Hasta Hakları Yönetmeliği m.11’de mal praktis “Tababetin ilkelerine ve tababet ile ilgili mevzuat hükümlerine aykırı veya aldatıcı mahiyette teşhis ve tedavi yapılamaz.” şeklinde tanımlanmıştır.
Hekim tazminat sorumluluğu kapsamında hafif kusurundan dahi sorumludur. Hekimin tedaviyi geciktirmesi veya yanlış tedavi uygulaması, sağlık kurumunun organizasyonundaki hatalar, tedavi sonrası hekimlerin yükümlülüklerini ihmal etmesi yahut hastalığın en başında yapılan teşhis hatası mal praktis davalarının başlıca nedenleri arasındadır. Sadece hekimler değil tüm sağlık personeli mal praktis davaları ile karşı karşıya gelebilecektir.
Sağlık personelinin yükümlü olduğu tıbbi uygulamaları yanlış uygulaması veya ihmal etmesi haksız fiil ya da sözleşmeye aykırılık oluşturabilir. Bu durumda hasta ve yakınlarının haksız fiil veya sözleşmeye aykırılık sebebiyle tazminat talep etme hakları doğacaktır. İş gücü yetersizliği, tedavi giderleri gibi zarar kalemleri varsa maddi tazminat talep edilebilir.

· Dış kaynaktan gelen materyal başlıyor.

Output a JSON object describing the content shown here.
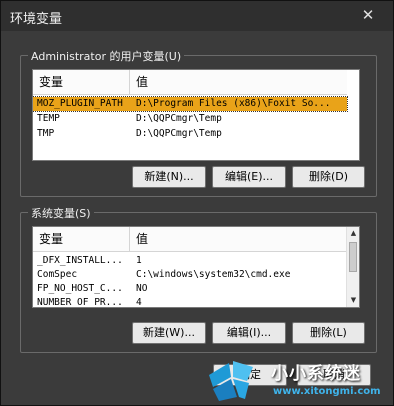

Aynı şekilde kişilik hakları ihlali sebebiyle kişilerde oluşan elem, çektiği üzüntü ve uğradığı ruhsal çöküntü nedeniyle manevi tazminat da talep edilebilecektir. Fakat zararın ispat edilmesi zarar görene aittir.
İstisna olarak; Yargıtay 13. H.D. 2008/4519 E. ve 2008/10750 K. sayılı içtihadına göre tıbbın gerek ve kurallarına uygun davranılmakla birlikte sonuç değişmemiş ise örneğin komplikasyon durumlarında doktor ve hastane sorumlu tutulmayacağını ifade etmiştir.